Palavras chaves: Reforma tributária. Mistificação. Realidade brasileira. Justiça fiscal.
Temos duas principais propostas de reformas tributárias, a PEC nº 110/2019 e a PEC nº 45/2019, ambas felizmente empacadas.
Seus autores, data vênia, ignoram a realidade brasileira cheia de desníveis regionais em termos socioeconômicos, bem como a tipicidade de nossa Federação de origem centrífuga, ímpar no mundo.
Seus autores partiram para a mistificação, empunhando a bandeira populista banalizada ao extremo, acenando com a simplificação do sistema, neutralidade e justiça social, noções avidamente absorvidas pela população leiga que vem sofrendo com o peso da tributação cada vez mais acentuado.
Na visão simplista e acrítica desses autores bastaria reunir um punhado de tributos incidentes sobre o consumo em torno do imposto do tipo IVA europeu, com o sofisticado nome de IBS, um conceito em aberto que tem por limite o céu, metendo uma alíquota uniforme de 25%, e tudo estaria resolvido.
São incapazes de verificar que a realidade brasileira não é tão simples assim, e nem a nossa Federação é tão simples, ao contrário, é a mais complexa no mundo contemporâneo, formada que foi por meio de um movimento centrífugo (de dentro para fora), o que explica a maior parcela de poder em mãos da União.
Porém, esse centralismo é flexibilizado pela outorga constitucional de uma rígida discriminação de impostos privativos cabentes a cada ente político, para assegurar a autonomia político-administrativa aos três entes federativos juridicamente pacificadas, apesar das distinções do ponto de vista econômico. De ouro lado, coloca os contribuintes a salvo de governantes cuja maior virtude é a de apenas arrecadar cada vez mais.
Ora, é fácil de compreender que avançar sobre tributos privativos dos entes regionais e locais, para simplificar o sistema tributário, é impossível sem quebrar a espinha dorsal de nossa Federação, protegida em nível de cláusula pétrea.
Outrossim, a projetada reforma não tem o condão de igualar a todos pela média, para suportar uma alíquota uniforme de 25% em nome da justiça fiscal ao inverso. Nem tem o condão de eliminar as desigualdades sociais, o que não impede a inserção de textos de natureza programática como aquele previsto no caput do art. 170 da Constituição vigente. A reforma proposta não é capaz, também, de transformar em oásis os imensos desertos do Nordeste. Estados e Municípios existem que não conseguem sobreviver com impostos privativos.

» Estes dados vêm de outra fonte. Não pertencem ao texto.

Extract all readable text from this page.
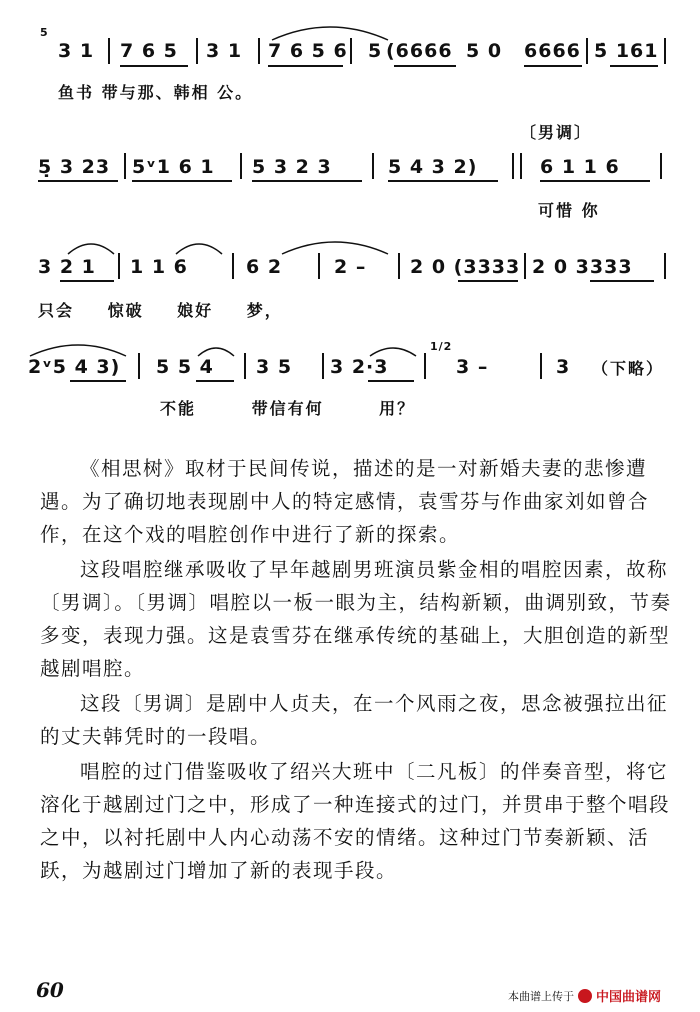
5
3 1 7 6 5 3 1 7 6 5 6 5 (6666 5 0 6666 5̇ 161
鱼书 带与那、韩相 公。
〔男调〕
5̣ 3 23 5ᵛ1 6 1 5 3 2 3	5 4 3 2)	6 1 1 6
可惜 你
3 2 1 1 1 6	6 2	2 – 2 0 (3333 2 0 3333
只会 惊破 娘好 梦，
1/2
2ᵛ5 4 3) 5 5 4 3 5 3 2·3	3 –	3 （下略）
不能 带信有何 用？

《相思树》取材于民间传说，描述的是一对新婚夫妻的悲惨遭遇。为了确切地表现剧中人的特定感情，袁雪芬与作曲家刘如曾合作，在这个戏的唱腔创作中进行了新的探索。

这段唱腔继承吸收了早年越剧男班演员紫金相的唱腔因素，故称〔男调〕。〔男调〕唱腔以一板一眼为主，结构新颖，曲调别致，节奏多变，表现力强。这是袁雪芬在继承传统的基础上，大胆创造的新型越剧唱腔。

这段〔男调〕是剧中人贞夫，在一个风雨之夜，思念被强拉出征的丈夫韩凭时的一段唱。

唱腔的过门借鉴吸收了绍兴大班中〔二凡板〕的伴奏音型，将它溶化于越剧过门之中，形成了一种连接式的过门，并贯串于整个唱段之中，以衬托剧中人内心动荡不安的情绪。这种过门节奏新颖、活跃，为越剧过门增加了新的表现手段。

60	本曲谱上传于 中国曲谱网
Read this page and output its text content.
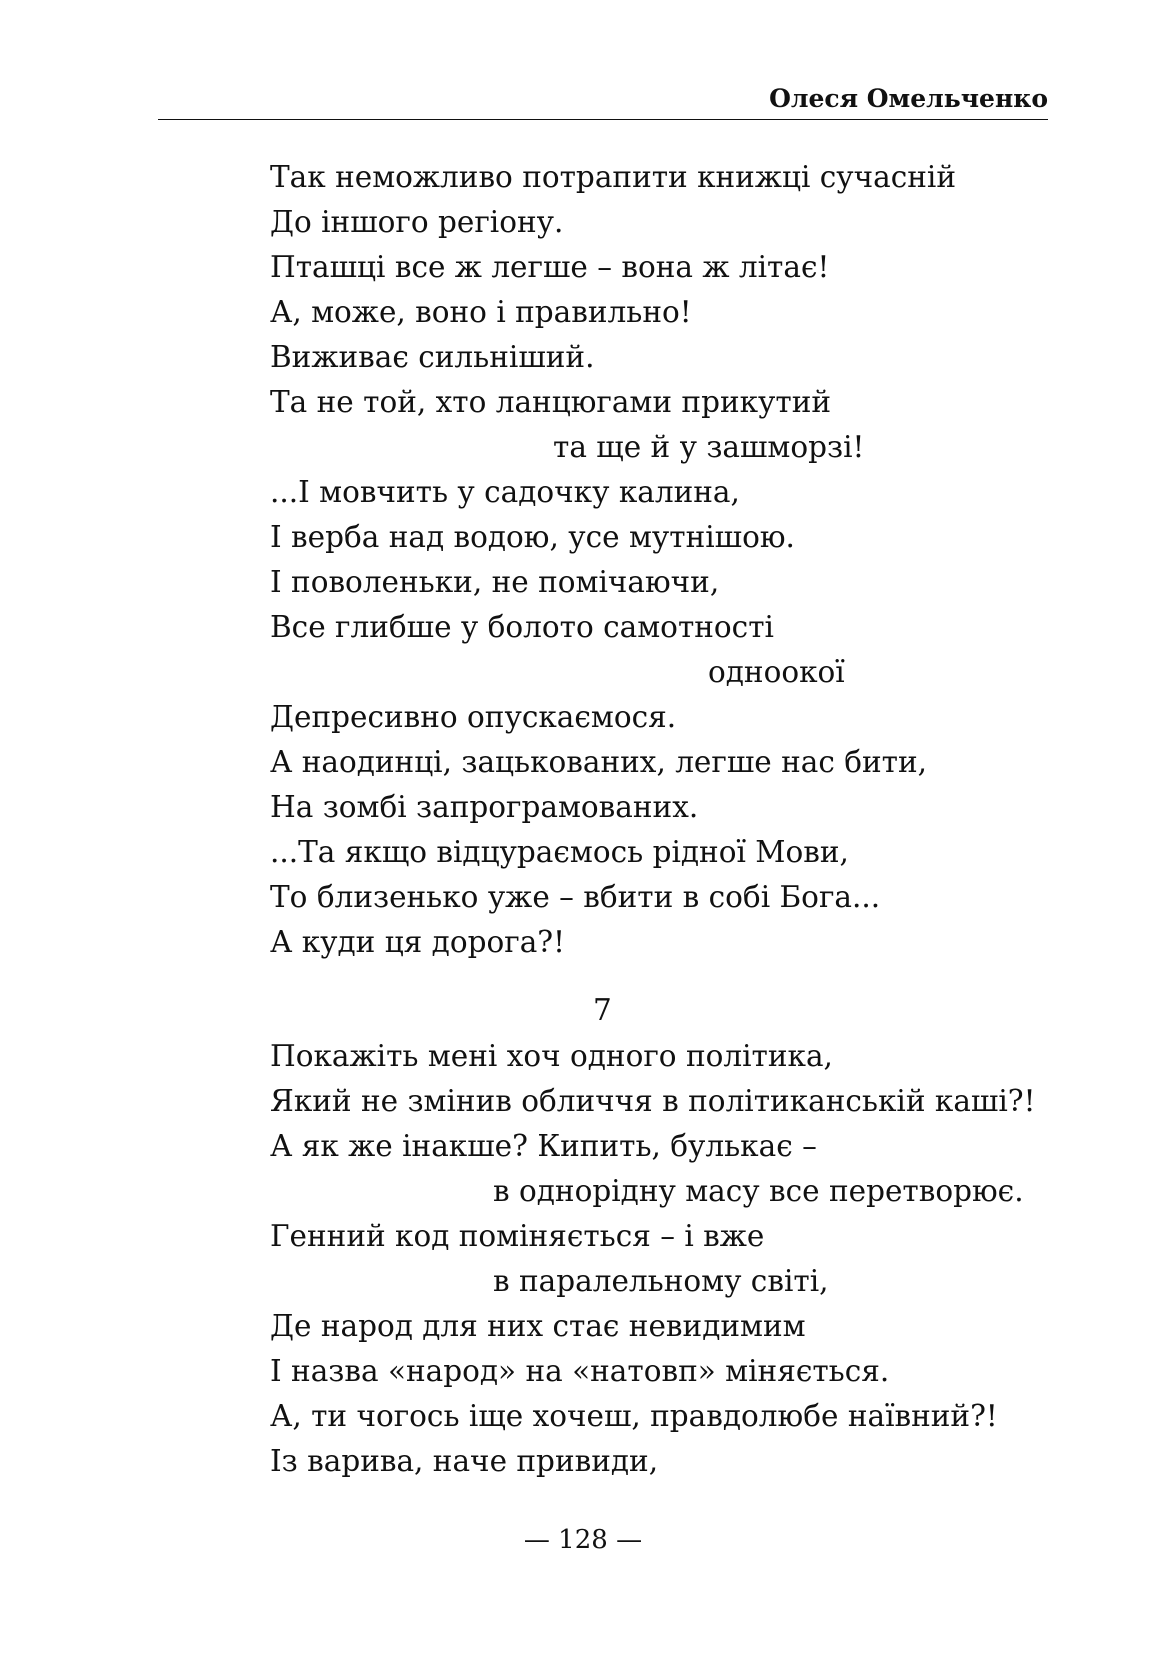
Олеся Омельченко
Так неможливо потрапити книжці сучасній
До іншого регіону.
Пташці все ж легше – вона ж літає!
А, може, воно і правильно!
Виживає сильніший.
Та не той, хто ланцюгами прикутий
та ще й у зашморзі!
...І мовчить у садочку калина,
І верба над водою, усе мутнішою.
І поволеньки, не помічаючи,
Все глибше у болото самотності
одноокої
Депресивно опускаємося.
А наодинці, зацькованих, легше нас бити,
На зомбі запрограмованих.
...Та якщо відцураємось рідної Мови,
То близенько уже – вбити в собі Бога...
А куди ця дорога?!
Покажіть мені хоч одного політика,
Який не змінив обличчя в політиканській каші?!
А як же інакше? Кипить, булькає –
в однорідну масу все перетворює.
Генний код поміняється – і вже
в паралельному світі,
Де народ для них стає невидимим
І назва «народ» на «натовп» міняється.
А, ти чогось іще хочеш, правдолюбе наївний?!
Із варива, наче привиди,
7
— 128 —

Daí a complexidade da Federação brasileira a exigir um sistema tributário peculiar centrado na rigidez da discriminação de rendas privativas, de um lado, e partilhadas no produto de arrecadação e participação nos fundos, de outro lado.
Conceder grande poder de tributar a um Estado ou Município pobre que não tem o que tributar não é o caminho.

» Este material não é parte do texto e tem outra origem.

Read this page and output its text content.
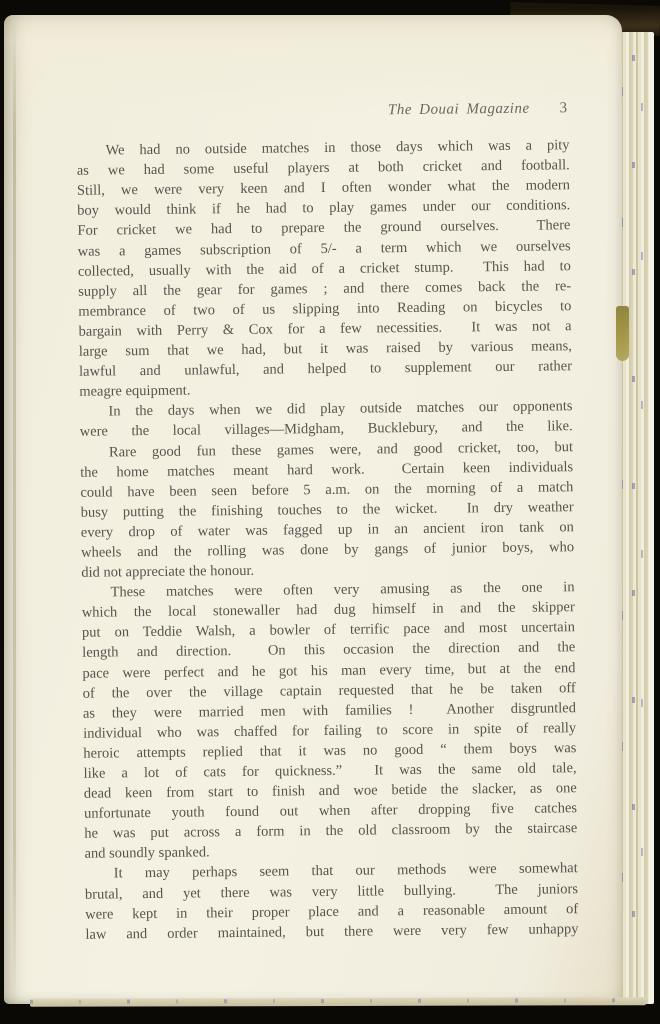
The Douai Magazine 3
We had no outside matches in those days which was a pity
as we had some useful players at both cricket and football.
Still, we were very keen and I often wonder what the modern
boy would think if he had to play games under our conditions.
For cricket we had to prepare the ground ourselves.  There
was a games subscription of 5/- a term which we ourselves
collected, usually with the aid of a cricket stump.  This had to
supply all the gear for games ; and there comes back the re-
membrance of two of us slipping into Reading on bicycles to
bargain with Perry & Cox for a few necessities.  It was not a
large sum that we had, but it was raised by various means,
lawful and unlawful, and helped to supplement our rather
meagre equipment.
In the days when we did play outside matches our opponents
were the local villages—Midgham, Bucklebury, and the like.
Rare good fun these games were, and good cricket, too, but
the home matches meant hard work.  Certain keen individuals
could have been seen before 5 a.m. on the morning of a match
busy putting the finishing touches to the wicket.  In dry weather
every drop of water was fagged up in an ancient iron tank on
wheels and the rolling was done by gangs of junior boys, who
did not appreciate the honour.
These matches were often very amusing as the one in
which the local stonewaller had dug himself in and the skipper
put on Teddie Walsh, a bowler of terrific pace and most uncertain
length and direction.  On this occasion the direction and the
pace were perfect and he got his man every time, but at the end
of the over the village captain requested that he be taken off
as they were married men with families !  Another disgruntled
individual who was chaffed for failing to score in spite of really
heroic attempts replied that it was no good “ them boys was
like a lot of cats for quickness.”  It was the same old tale,
dead keen from start to finish and woe betide the slacker, as one
unfortunate youth found out when after dropping five catches
he was put across a form in the old classroom by the staircase
and soundly spanked.
It may perhaps seem that our methods were somewhat
brutal, and yet there was very little bullying.  The juniors
were kept in their proper place and a reasonable amount of
law and order maintained, but there were very few unhappy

Essas questões elementares passaram ao largo na visão simplista e acrítica dos proponentes da reforma que sequer conseguiram digerir os modelos importados.
Aqui se faz oportuna a invocação do saudoso jurista Geraldo Ataliba:
[...] “a raiz de toda essa confusão está – como insistentemente temos denunciado – na colonial admiração pela cultura européia e na compreensão simplista e acrítica de doutrina jurídica, importada às toneladas e mal digeridas” (Sistema constitucional tributário. Editora Revista dos Tribunais, 1968, p. XIV e XV).

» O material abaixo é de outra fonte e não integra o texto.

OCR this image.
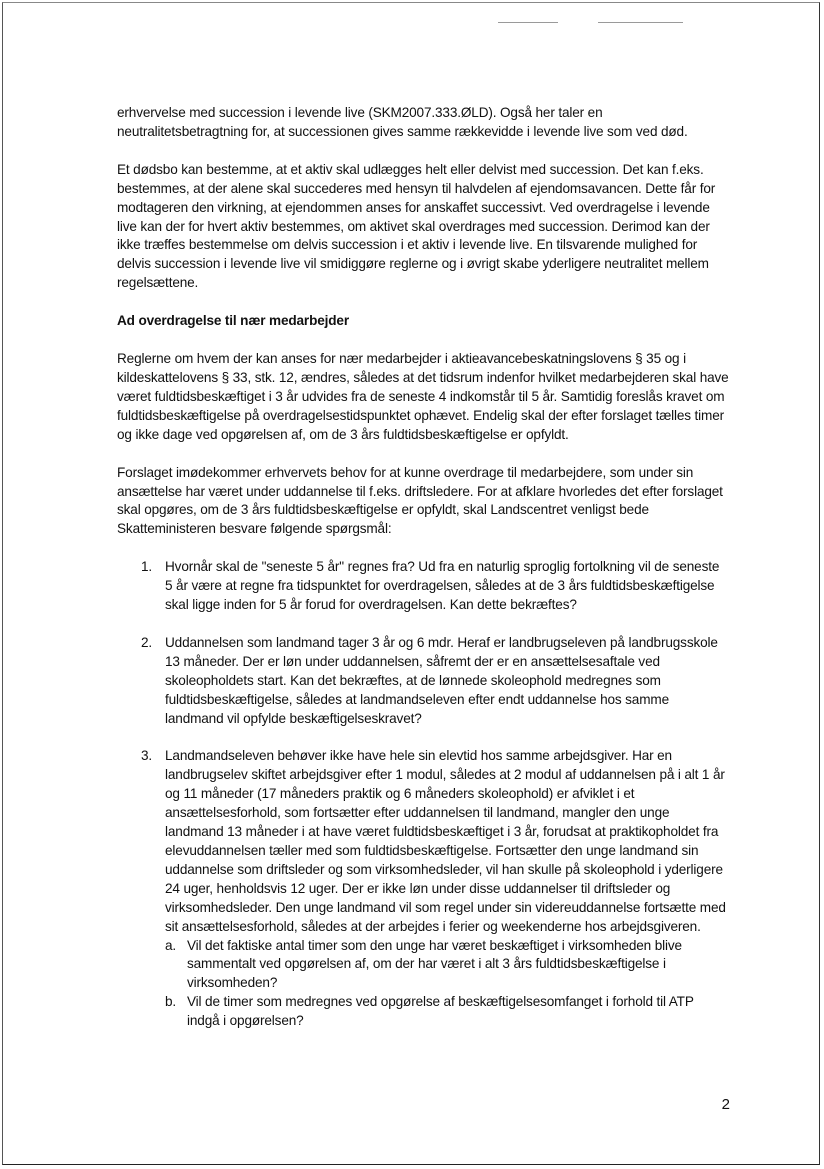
erhvervelse med succession i levende live (SKM2007.333.ØLD). Også her taler en neutralitetsbetragtning for, at successionen gives samme rækkevidde i levende live som ved død.

Et dødsbo kan bestemme, at et aktiv skal udlægges helt eller delvist med succession. Det kan f.eks. bestemmes, at der alene skal succederes med hensyn til halvdelen af ejendomsavancen. Dette får for modtageren den virkning, at ejendommen anses for anskaffet successivt. Ved overdragelse i levende live kan der for hvert aktiv bestemmes, om aktivet skal overdrages med succession. Derimod kan der ikke træffes bestemmelse om delvis succession i et aktiv i levende live. En tilsvarende mulighed for delvis succession i levende live vil smidiggøre reglerne og i øvrigt skabe yderligere neutralitet mellem regelsættene.

Ad overdragelse til nær medarbejder

Reglerne om hvem der kan anses for nær medarbejder i aktieavancebeskatningslovens § 35 og i kildeskattelovens § 33, stk. 12, ændres, således at det tidsrum indenfor hvilket medarbejderen skal have været fuldtidsbeskæftiget i 3 år udvides fra de seneste 4 indkomstår til 5 år. Samtidig foreslås kravet om fuldtidsbeskæftigelse på overdragelsestidspunktet ophævet. Endelig skal der efter forslaget tælles timer og ikke dage ved opgørelsen af, om de 3 års fuldtidsbeskæftigelse er opfyldt.

Forslaget imødekommer erhvervets behov for at kunne overdrage til medarbejdere, som under sin ansættelse har været under uddannelse til f.eks. driftsledere. For at afklare hvorledes det efter forslaget skal opgøres, om de 3 års fuldtidsbeskæftigelse er opfyldt, skal Landscentret venligst bede Skatteministeren besvare følgende spørgsmål:

1. Hvornår skal de "seneste 5 år" regnes fra? Ud fra en naturlig sproglig fortolkning vil de seneste 5 år være at regne fra tidspunktet for overdragelsen, således at de 3 års fuldtidsbeskæftigelse skal ligge inden for 5 år forud for overdragelsen. Kan dette bekræftes?
2. Uddannelsen som landmand tager 3 år og 6 mdr. Heraf er landbrugseleven på landbrugsskole 13 måneder. Der er løn under uddannelsen, såfremt der er en ansættelsesaftale ved skoleopholdets start. Kan det bekræftes, at de lønnede skoleophold medregnes som fuldtidsbeskæftigelse, således at landmandseleven efter endt uddannelse hos samme landmand vil opfylde beskæftigelseskravet?
3. Landmandseleven behøver ikke have hele sin elevtid hos samme arbejdsgiver. Har en landbrugselev skiftet arbejdsgiver efter 1 modul, således at 2 modul af uddannelsen på i alt 1 år og 11 måneder (17 måneders praktik og 6 måneders skoleophold) er afviklet i et ansættelsesforhold, som fortsætter efter uddannelsen til landmand, mangler den unge landmand 13 måneder i at have været fuldtidsbeskæftiget i 3 år, forudsat at praktikopholdet fra elevuddannelsen tæller med som fuldtidsbeskæftigelse. Fortsætter den unge landmand sin uddannelse som driftsleder og som virksomhedsleder, vil han skulle på skoleophold i yderligere 24 uger, henholdsvis 12 uger. Der er ikke løn under disse uddannelser til driftsleder og virksomhedsleder. Den unge landmand vil som regel under sin videreuddannelse fortsætte med sit ansættelsesforhold, således at der arbejdes i ferier og weekenderne hos arbejdsgiveren.
a. Vil det faktiske antal timer som den unge har været beskæftiget i virksomheden blive sammentalt ved opgørelsen af, om der har været i alt 3 års fuldtidsbeskæftigelse i virksomheden?
b. Vil de timer som medregnes ved opgørelse af beskæftigelsesomfanget i forhold til ATP indgå i opgørelsen?
2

Realmente, nos países da Europa, todos eles unitários, adotam como alíquotas básicas do IVA 20% ou 25%, porém, com flexibilização de alíquotas para 18%, 16%, 14%, 12% e até isenções, dependendo de cada situação.
Se isso acontece em países unitários, com muito maior razão as alíquotas devem ser flexibilizadas em um País de Federação díspar em termos socioeconômicos e com autonomia dos Estados e Municípios.
A nossa Federação não comporta a proclamada simplificação porque ela é complexa.
À época do Brasil Império, um país unitário como os países da Europa, o sistema tributário era dos mais simples. Continha um único artigo voltado para a iniciativa privativa da Câmara dos Deputados em matéria de impostos (art. 36, 1º).
Limitava-se à proclamação do princípio da legalidade tributária. Mais não era necessário, pois, tínhamos um único governo dirigido pelo Imperador que promovia a arrecadação tributária distribuindo o seu produto para as províncias à medida das necessidades de cada uma delas.
A reforma tributária há de ser realista com o abandono de linguagens mistificadas que não resolvem os reais problemas que o País atravessa no campo de tributação.